The committee, appropriately named FLIXPAC, will allow Netflix to make direct contributions of up to $5,000 to political candidates in each election.
Why would Netflix want to donate to politicians? It’s actually not that far-fetched given the handful of legislative decisions the company has been rallying for during the past few years. Most recently, representatives from the company spoke at a Senate judiciary committee about an updated version of the Video Privacy Protection Act (VPPA), which prohibits companies like Netflix from sharing a person’s movie-rental history.
And, as Netflix continues to ramp up its library of original television programing, it’ll be increasingly more interested in digital copyright and intellectual property rights legislation, such as the now defunct SOPA and PIPA proposed bills.

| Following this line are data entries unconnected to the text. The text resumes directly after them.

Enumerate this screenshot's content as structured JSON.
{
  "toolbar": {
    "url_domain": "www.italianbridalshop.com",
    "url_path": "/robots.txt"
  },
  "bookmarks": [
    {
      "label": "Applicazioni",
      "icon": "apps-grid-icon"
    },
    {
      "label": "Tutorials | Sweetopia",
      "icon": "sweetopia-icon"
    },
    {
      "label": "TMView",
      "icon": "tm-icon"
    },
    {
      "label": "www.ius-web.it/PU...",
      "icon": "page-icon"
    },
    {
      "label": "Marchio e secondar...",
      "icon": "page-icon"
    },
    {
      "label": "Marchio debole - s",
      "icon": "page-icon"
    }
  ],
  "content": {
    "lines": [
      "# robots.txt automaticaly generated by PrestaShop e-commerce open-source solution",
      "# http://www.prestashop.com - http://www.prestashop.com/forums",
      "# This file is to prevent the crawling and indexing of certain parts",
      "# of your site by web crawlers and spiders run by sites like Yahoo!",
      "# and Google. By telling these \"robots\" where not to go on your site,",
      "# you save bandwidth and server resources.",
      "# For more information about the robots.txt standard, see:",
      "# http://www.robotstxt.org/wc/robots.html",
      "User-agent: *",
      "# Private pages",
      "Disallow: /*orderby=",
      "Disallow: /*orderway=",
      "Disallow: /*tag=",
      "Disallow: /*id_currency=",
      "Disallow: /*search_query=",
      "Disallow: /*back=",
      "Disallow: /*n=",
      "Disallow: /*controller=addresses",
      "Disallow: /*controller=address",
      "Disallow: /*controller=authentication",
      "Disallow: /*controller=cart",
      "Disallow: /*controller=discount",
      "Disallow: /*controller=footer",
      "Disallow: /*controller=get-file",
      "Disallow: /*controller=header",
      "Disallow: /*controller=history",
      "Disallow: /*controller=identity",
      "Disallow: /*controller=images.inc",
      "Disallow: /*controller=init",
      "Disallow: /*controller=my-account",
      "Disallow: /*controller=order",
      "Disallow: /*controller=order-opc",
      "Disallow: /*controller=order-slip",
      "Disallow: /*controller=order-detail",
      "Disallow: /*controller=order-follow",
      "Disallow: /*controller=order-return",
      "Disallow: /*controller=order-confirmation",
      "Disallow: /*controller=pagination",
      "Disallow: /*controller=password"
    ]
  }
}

Congressional records show that Netflix spent just $20,000 on federal lobbying in 2009, but it increased that amount substantially to more than $500,000 in 2011, as Politico points out. The company has also reportedly used several registered lobbyists, including services from major lobbying firms Franklin Square Group, Monument Policy Group, and Kountoupes Consulting.
The company hasn’t made an official statement about FLIXPAC, but we’ve reached out for more details.

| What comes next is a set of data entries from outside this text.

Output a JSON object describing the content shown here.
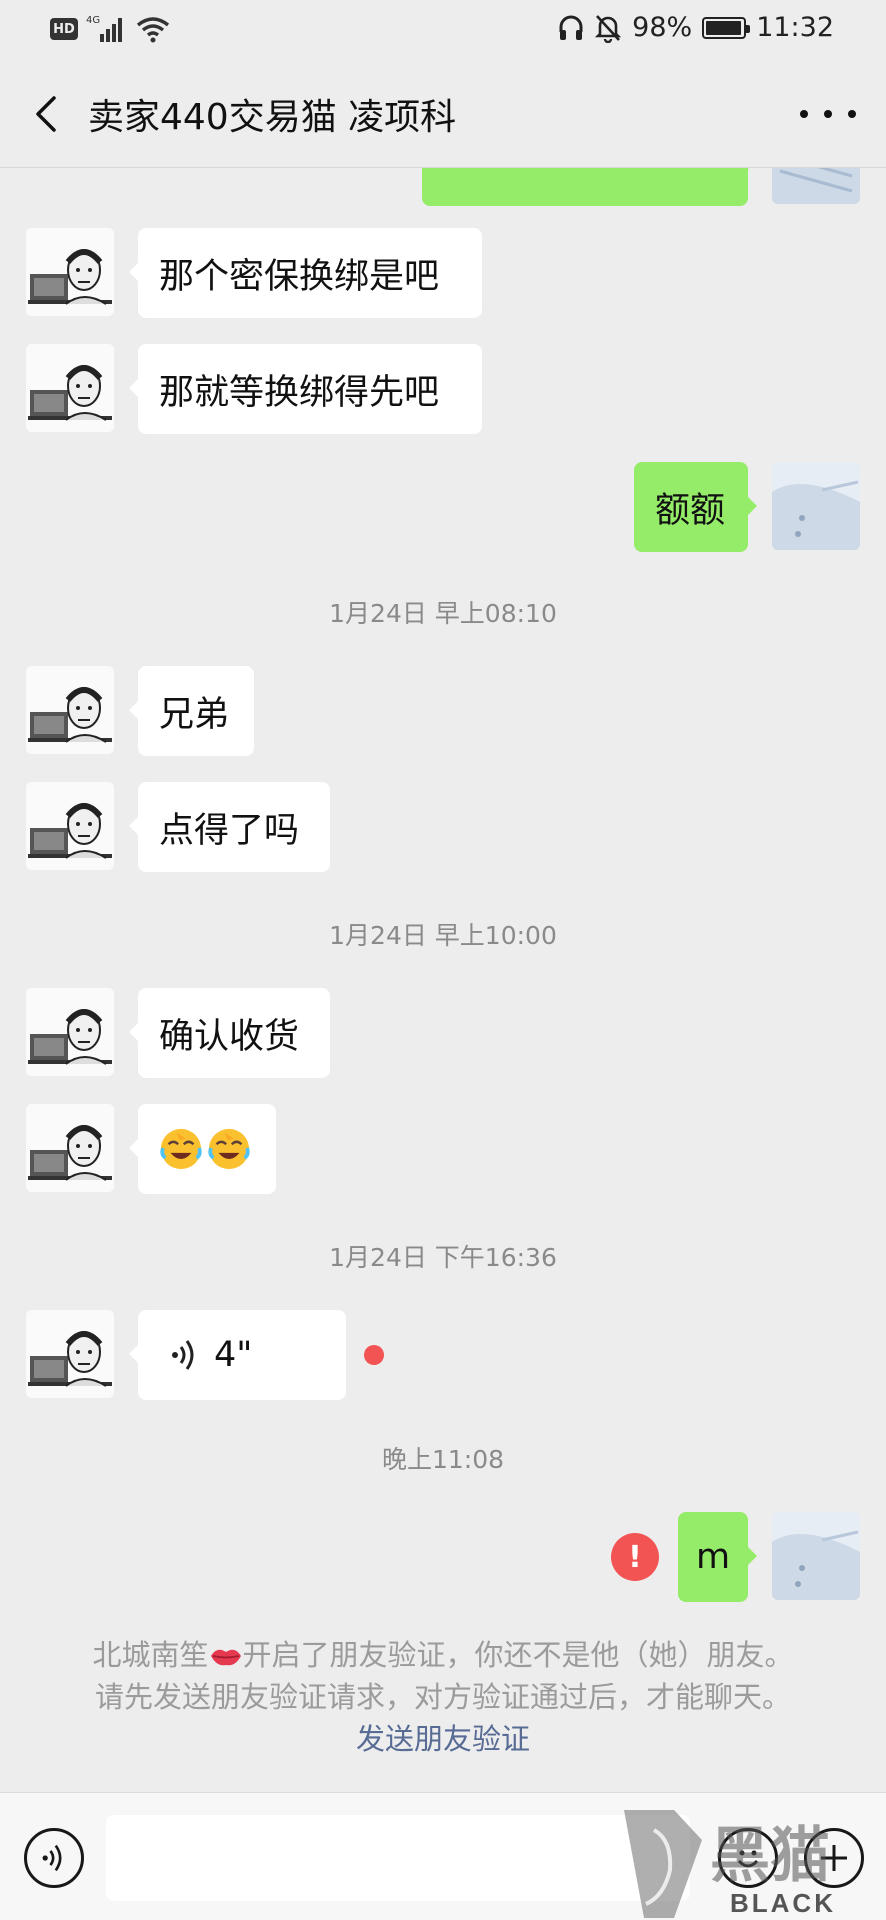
{
  "status_bar": {
    "hd_badge": "HD",
    "network": "4G",
    "battery_percent": "98%",
    "battery_level": 0.98,
    "time": "11:32"
  },
  "header": {
    "title": "卖家440交易猫 凌项科",
    "back_icon": "chevron-left-icon",
    "more_icon": "ellipsis-icon"
  },
  "messages": {
    "m1": "那个密保换绑是吧",
    "m2": "那就等换绑得先吧",
    "m3": "额额",
    "ts1": "1月24日 早上08:10",
    "m4": "兄弟",
    "m5": "点得了吗",
    "ts2": "1月24日 早上10:00",
    "m6": "确认收货",
    "m7_emoji": "crying-laughing-emoji x2",
    "ts3": "1月24日 下午16:36",
    "voice_duration": "4\"",
    "ts4": "晚上11:08",
    "m8": "m",
    "fail_mark": "!"
  },
  "system_notice": {
    "part1": "北城南笙",
    "part2": "开启了朋友验证，你还不是他（她）朋友。",
    "part3": "请先发送朋友验证请求，对方验证通过后，才能聊天。",
    "link": "发送朋友验证"
  },
  "input_bar": {
    "voice_icon": "voice-input-icon",
    "emoji_icon": "emoji-face-icon",
    "plus_icon": "plus-icon"
  },
  "watermark": {
    "brand": "BLACK CAT",
    "brand_cn": "黑猫"
  },
  "colors": {
    "background": "#ededed",
    "outgoing_bubble": "#95ec69",
    "incoming_bubble": "#ffffff",
    "link": "#576b95",
    "alert": "#f25353"
  }
}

Update 4/9/2012 (4:02 p.m. PST): We’ve included an official statement about the PAC from Netflix, which is pasted below. It’s worth noting that several blogs are insinuating that the PAC will be used for the sole purpose of advocating for bills like SOPA and PIPA, which isn’t necessarily true. The PAC will simply give the company a stronger voice in the discussion of any piece of legislation that may affect Netflix’s business, regardless of the stance.
“PACs are commonplace for companies that lead a big, growing market and Netflix is no exception. Our PAC is a way for our employees to support candidates that understand our business and technology. It was not set up for the purpose of supporting SOPA or PIPA. Instead, Netflix has engaged on other issues including network neutrality, bandwidth caps, usage based billing and reforming the Video Privacy Protection Act.”